On the downside, the S1 support is providing a cushion at $3,295. Further down, the technical pivotal floor near $3,245 (April 11 high) comes into play.
XAU/USD: Daily Chart
A country’s Gross Domestic Product (GDP) measures the rate of growth of its economy over a given period of time, usually a quarter. The most reliable figures are those that compare GDP to the previous quarter e.g Q2 of 2023 vs Q1 of 2023, or to the same period in the previous year, e.g Q2 of 2023 vs Q2 of 2022. Annualized quarterly GDP figures extrapolate the growth rate of the quarter as if it were constant for the rest of the year. These can be misleading, however, if temporary shocks impact growth in one quarter but are unlikely to last all year – such as happened in the first quarter of 2020 at the outbreak of the covid pandemic, when growth plummeted.

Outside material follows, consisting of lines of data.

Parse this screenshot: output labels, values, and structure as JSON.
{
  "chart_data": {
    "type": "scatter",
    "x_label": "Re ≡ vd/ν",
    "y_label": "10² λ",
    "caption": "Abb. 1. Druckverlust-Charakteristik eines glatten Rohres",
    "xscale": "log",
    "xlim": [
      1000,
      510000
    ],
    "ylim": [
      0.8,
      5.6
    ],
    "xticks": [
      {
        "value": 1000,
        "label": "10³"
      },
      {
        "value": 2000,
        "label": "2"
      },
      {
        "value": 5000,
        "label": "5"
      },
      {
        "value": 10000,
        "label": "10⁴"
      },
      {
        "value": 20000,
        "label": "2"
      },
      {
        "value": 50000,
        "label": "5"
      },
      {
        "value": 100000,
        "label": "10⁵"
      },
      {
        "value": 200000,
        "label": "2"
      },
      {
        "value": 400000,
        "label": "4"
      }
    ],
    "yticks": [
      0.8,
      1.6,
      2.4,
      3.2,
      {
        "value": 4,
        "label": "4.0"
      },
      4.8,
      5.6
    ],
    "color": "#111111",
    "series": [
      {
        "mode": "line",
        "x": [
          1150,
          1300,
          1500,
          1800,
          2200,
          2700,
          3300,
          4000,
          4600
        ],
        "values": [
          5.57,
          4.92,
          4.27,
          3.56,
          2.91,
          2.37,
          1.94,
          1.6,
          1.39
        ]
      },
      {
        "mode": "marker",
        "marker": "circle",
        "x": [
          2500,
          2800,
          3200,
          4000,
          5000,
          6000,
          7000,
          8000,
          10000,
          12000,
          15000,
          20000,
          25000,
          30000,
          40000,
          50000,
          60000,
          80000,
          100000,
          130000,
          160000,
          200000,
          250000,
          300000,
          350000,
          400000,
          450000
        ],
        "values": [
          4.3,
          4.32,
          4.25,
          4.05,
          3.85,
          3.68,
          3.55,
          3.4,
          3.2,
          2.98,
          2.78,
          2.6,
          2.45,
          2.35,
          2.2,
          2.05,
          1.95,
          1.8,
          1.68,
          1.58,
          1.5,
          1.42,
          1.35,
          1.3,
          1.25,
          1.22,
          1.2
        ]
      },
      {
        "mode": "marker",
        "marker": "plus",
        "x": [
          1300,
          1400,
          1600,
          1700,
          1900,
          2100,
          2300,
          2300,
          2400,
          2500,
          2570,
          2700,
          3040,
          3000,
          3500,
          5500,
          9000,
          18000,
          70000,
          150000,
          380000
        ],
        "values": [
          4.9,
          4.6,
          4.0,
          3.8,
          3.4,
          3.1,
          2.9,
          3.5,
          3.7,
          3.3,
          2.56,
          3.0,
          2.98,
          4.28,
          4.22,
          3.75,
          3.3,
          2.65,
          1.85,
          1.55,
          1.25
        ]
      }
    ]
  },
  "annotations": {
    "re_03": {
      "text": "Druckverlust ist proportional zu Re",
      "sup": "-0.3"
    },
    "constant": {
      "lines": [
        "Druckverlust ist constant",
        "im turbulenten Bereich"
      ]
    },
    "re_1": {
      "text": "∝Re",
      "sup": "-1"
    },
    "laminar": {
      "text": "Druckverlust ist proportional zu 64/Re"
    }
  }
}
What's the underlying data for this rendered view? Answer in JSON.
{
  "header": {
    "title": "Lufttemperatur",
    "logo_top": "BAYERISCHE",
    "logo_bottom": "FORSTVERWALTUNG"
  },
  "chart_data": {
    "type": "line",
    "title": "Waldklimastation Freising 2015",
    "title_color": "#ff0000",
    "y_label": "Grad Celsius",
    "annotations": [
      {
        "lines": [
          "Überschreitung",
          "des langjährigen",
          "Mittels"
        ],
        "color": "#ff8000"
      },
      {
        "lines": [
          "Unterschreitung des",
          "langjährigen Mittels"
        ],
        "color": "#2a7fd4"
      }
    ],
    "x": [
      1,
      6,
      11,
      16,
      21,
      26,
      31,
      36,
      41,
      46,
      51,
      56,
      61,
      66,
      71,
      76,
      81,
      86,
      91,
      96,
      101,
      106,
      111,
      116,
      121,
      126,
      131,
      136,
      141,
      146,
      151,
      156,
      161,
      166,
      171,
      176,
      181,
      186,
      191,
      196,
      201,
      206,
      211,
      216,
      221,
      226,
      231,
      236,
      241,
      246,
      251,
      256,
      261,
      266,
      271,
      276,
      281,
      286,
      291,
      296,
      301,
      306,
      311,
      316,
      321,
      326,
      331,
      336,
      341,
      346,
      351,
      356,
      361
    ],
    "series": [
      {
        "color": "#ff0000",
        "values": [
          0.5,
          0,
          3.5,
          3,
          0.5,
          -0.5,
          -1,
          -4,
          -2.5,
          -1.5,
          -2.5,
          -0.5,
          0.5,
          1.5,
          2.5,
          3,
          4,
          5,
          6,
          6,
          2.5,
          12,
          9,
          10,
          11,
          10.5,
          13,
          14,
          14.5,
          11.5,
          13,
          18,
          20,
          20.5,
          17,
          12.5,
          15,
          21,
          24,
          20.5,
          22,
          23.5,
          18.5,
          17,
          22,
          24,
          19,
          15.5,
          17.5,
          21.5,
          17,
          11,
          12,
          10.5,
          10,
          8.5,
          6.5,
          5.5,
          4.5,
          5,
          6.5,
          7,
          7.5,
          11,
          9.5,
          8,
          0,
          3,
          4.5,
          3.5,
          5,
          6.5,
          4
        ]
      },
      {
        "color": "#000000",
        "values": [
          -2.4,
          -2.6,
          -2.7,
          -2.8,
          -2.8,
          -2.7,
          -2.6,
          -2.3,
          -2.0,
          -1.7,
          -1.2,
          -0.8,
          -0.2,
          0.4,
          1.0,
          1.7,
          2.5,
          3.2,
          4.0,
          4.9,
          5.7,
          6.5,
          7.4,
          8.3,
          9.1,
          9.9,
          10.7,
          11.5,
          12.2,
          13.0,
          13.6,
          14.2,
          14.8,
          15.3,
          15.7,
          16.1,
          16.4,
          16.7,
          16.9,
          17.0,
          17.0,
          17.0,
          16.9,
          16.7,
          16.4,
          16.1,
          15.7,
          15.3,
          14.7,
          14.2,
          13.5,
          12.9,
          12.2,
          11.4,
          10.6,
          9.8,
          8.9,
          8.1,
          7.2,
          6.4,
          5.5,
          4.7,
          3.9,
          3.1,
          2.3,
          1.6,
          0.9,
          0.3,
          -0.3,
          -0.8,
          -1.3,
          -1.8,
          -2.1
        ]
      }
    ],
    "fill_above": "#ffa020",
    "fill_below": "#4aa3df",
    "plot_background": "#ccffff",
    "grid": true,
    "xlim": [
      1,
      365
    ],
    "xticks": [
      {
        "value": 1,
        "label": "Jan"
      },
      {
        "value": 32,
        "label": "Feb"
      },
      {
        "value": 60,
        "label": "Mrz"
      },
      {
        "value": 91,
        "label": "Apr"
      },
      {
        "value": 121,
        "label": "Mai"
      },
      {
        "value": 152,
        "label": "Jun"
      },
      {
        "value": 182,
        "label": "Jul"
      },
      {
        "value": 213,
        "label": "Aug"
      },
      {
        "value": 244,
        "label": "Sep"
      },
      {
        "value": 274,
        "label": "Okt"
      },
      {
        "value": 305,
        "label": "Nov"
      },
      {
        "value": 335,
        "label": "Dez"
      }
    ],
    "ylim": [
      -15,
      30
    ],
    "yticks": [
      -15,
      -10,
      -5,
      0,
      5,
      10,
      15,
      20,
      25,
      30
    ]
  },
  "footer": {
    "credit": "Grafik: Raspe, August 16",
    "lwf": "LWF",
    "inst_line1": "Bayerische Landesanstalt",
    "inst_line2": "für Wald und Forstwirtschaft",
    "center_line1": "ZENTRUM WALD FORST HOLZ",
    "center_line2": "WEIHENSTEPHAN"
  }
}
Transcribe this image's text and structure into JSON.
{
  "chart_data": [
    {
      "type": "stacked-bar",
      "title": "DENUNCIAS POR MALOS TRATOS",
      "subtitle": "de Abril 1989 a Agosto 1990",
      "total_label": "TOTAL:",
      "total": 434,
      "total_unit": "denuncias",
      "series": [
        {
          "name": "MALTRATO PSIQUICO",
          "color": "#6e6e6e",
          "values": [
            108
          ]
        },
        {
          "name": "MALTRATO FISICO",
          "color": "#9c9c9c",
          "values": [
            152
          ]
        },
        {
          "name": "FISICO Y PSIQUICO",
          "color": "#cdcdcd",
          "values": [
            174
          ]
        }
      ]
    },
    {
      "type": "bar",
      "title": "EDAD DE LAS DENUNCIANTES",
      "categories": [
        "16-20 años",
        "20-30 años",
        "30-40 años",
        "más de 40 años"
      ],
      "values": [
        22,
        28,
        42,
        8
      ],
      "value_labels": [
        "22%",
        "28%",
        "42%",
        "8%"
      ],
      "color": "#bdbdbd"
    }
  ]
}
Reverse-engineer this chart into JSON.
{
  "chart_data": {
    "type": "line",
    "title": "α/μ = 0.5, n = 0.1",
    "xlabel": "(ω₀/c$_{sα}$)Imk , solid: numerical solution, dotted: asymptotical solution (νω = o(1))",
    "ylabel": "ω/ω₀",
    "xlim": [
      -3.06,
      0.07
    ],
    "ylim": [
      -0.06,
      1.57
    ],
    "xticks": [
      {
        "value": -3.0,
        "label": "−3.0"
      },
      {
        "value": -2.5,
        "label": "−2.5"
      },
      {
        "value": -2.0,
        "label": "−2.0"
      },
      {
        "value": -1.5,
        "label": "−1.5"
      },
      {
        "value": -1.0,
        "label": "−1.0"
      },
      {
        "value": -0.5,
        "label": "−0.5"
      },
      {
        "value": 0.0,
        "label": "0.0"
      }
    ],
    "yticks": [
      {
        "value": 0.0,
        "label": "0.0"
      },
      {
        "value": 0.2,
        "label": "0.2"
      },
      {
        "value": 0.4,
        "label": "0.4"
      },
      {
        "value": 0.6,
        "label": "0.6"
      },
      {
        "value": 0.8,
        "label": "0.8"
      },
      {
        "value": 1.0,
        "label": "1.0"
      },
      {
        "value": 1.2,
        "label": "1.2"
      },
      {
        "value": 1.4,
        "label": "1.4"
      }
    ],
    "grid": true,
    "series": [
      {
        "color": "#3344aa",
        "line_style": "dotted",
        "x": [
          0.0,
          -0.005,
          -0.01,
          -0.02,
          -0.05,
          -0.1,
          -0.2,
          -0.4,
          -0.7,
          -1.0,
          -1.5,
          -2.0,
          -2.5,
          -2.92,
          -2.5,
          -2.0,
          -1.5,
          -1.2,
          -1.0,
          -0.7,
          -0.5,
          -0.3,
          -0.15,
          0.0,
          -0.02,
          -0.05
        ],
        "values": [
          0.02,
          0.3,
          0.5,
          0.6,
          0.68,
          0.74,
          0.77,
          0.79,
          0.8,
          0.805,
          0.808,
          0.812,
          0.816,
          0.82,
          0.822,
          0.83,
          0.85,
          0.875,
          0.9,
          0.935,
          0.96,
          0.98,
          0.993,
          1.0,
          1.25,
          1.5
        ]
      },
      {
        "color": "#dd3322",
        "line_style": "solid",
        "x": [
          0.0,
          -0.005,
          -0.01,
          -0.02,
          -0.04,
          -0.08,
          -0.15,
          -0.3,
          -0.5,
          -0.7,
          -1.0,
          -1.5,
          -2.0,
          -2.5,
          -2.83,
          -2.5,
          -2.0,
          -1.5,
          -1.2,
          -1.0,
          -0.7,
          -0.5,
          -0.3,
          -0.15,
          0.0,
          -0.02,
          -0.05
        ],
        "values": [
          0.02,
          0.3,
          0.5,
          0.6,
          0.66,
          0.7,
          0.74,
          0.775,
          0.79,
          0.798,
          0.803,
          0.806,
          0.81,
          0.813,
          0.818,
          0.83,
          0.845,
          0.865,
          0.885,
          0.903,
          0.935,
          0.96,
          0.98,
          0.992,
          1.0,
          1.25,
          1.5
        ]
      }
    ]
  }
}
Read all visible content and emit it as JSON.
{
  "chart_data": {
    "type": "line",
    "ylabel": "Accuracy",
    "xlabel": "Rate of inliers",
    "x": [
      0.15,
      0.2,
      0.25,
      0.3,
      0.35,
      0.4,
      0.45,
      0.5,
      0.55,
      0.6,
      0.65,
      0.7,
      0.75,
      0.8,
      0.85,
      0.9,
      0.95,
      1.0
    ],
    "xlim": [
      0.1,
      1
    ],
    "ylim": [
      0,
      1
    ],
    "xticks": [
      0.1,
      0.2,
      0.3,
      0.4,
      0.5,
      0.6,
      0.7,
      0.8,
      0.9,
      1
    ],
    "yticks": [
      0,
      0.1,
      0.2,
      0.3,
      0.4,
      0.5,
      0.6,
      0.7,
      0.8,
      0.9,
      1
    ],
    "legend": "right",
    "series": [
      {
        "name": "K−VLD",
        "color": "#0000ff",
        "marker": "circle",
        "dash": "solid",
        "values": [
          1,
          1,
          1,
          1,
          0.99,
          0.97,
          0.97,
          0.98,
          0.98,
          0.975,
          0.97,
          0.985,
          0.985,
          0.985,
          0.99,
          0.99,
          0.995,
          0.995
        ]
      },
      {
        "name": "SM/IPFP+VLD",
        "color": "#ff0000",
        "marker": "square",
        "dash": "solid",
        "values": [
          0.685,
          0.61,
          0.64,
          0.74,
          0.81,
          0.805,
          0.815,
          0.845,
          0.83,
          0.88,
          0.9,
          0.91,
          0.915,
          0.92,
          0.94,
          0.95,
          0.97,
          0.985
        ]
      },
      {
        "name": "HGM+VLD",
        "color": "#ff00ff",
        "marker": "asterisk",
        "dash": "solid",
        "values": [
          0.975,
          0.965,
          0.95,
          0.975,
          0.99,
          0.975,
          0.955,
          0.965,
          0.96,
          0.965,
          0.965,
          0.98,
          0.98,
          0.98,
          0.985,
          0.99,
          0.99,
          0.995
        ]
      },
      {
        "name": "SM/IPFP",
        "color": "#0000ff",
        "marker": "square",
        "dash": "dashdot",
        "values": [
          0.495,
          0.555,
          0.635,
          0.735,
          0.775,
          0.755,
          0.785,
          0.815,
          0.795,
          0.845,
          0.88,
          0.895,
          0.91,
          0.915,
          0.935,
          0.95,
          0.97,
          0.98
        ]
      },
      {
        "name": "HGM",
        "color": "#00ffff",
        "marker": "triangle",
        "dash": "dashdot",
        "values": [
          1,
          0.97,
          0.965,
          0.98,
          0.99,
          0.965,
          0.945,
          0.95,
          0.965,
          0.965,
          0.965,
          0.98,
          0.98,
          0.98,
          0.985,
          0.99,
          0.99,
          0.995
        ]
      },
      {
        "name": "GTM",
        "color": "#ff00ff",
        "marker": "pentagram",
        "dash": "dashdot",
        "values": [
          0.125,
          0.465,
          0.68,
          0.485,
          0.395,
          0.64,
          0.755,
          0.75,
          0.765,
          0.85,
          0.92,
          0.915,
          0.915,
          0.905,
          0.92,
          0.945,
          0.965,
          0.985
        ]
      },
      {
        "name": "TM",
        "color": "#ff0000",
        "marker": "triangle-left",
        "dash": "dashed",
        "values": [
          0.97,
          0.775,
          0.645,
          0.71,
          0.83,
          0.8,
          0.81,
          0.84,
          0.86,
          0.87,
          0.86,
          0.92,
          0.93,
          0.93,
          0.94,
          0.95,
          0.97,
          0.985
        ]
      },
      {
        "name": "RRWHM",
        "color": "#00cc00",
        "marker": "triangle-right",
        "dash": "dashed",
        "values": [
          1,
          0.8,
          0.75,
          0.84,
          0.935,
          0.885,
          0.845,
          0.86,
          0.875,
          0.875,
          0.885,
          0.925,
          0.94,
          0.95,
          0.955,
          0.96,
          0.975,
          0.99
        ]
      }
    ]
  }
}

A higher GDP result is generally positive for a nation’s currency as it reflects a growing economy, which is more likely to produce goods and services that can be exported, as well as attracting higher foreign investment. By the same token, when GDP falls it is usually negative for the currency. When an economy grows people tend to spend more, which leads to inflation. The country’s central bank then has to put up interest rates to combat the inflation with the side effect of attracting more capital inflows from global investors, thus helping the local currency appreciate.
When an economy grows and GDP is rising, people tend to spend more which leads to inflation. The country’s central bank then has to put up interest rates to combat the inflation. Higher interest rates are negative for Gold because they increase the opportunity-cost of holding Gold versus placing the money in a cash deposit account. Therefore, a higher GDP growth rate is usually a bearish factor for Gold price.